Fatty acids and intact polar lipids of laminated microbial sediments from St. Peter Ording, German Wadden Sea

Hidden for the untrained eye through a thin layer of sand, laminated microbial sediments occur in supratidal beaches along the North Sea coast. The inhabiting microbial communities organize themselves in response to vertical gradients of light, oxygen or sulfur compounds. We performed a fine-scale investigation on the vertical zonation of the microbial communities using a lipid biomarker approach, and assessed the biogeochemical processes using a combination of microsensor measurements and a 13C-labeling experiment. Lipid biomarker fingerprinting showed the overarching importance of cyanobacteria and diatoms in these systems, and heterocyst glycolipids revealed the presence of diazotrophic cyanobacteria even in 9 to 20 mm depth. High abundance of ornithine lipids (OL) throughout the system may derive from sulfate reducing bacteria, while a characteristic OL profile between 5 and 8 mm may indicate presence of purple non-sulfur bacteria. The fate of 13C-labeled bicarbonate was followed by experimentally investigating the uptake into microbial lipids, revealing an overarching importance of cyanobacteria for carbon fixation. However, in deeper layers, uptake into purple sulfur bacteria was evident, and a close microbial coupling could be shown by uptake of label into lipids of sulfate reducing bacteria in the deepest layer. Microsensor measurements in sediment cores collected at a later time point revealed the same general pattern as the biomarker analysis and the labeling experiments. Oxygen and pH-microsensor profiles showed active photosynthesis in the top layer. The sulfide that diffuses from deeper down and decreases just below the layer of active oxygenic photosynthesis indicates the presence of sulfur bacteria, like anoxygenic phototrophs that use sulfide instead of water for photosynthesis.

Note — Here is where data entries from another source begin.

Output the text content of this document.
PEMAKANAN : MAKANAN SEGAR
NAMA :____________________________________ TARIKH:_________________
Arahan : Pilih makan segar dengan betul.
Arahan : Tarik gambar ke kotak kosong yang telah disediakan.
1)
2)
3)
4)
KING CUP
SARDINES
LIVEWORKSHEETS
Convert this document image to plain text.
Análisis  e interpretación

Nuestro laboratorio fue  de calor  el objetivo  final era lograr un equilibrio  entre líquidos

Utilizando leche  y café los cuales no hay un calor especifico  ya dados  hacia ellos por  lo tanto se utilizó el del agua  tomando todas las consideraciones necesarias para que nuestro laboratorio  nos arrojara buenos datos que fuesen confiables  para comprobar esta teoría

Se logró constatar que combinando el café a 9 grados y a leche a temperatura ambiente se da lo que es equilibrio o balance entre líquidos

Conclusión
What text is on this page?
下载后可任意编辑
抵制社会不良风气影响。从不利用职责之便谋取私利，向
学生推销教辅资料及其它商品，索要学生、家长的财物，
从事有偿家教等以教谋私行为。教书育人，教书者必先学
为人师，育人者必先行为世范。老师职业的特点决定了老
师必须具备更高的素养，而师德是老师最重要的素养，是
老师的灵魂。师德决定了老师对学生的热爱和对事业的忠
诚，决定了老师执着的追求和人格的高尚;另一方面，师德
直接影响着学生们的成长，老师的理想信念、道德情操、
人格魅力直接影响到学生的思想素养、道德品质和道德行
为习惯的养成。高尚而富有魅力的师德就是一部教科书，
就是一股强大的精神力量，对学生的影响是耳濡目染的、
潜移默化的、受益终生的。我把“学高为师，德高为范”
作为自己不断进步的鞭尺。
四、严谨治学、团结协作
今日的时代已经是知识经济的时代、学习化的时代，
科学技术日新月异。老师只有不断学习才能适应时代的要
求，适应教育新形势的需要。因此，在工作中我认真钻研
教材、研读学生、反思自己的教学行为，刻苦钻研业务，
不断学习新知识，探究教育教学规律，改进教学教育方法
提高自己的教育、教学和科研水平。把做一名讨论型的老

沿北海海岸的潮上带海滩中，存在着被薄层沙土覆盖、未经训练者难以察觉的层纹状微生物沉积。其中栖息的微生物群落会根据光照、氧气或硫化合物的垂直梯度进行空间排布。本研究采用脂质生物标志物法，对微生物群落的垂直分异进行了高精度调查，并结合微传感器测量与13C标记实验，对生物地球化学过程进行了评估。脂质生物标志物指纹分析结果显示，蓝细菌与硅藻在该生态系统中占据主导地位；而异形胞糖脂则表明，即便在9至20毫米的深度，也存在固氮蓝细菌。系统中广泛存在的高丰度鸟氨酸脂质（ornithine lipids, OL）可能源自硫酸盐还原菌；而5至8毫米深度区间内特征性的OL谱图，则可能指示紫色非硫细菌的存在。通过实验追踪13C标记碳酸氢盐在微生物脂质中的摄取过程，明确了蓝细菌在碳固定中的核心作用。但在更深的沉积层中，13C标记物被紫色硫细菌摄取的现象十分显著；而最底层硫酸盐还原菌的脂质中也检测到标记物，这证明了微生物间存在紧密的协同耦合关系。后续采集的沉积岩芯微传感器测量结果，与生物标志物分析及标记实验得出的整体趋势一致。氧与pH微传感器剖面数据显示，表层沉积发生了活跃的光合作用。从深部向上扩散的硫化物在产氧光合作用活跃层下方浓度降低，这表明硫细菌的存在——例如以硫化物替代水作为光合电子供体的不产氧光合营养型细菌。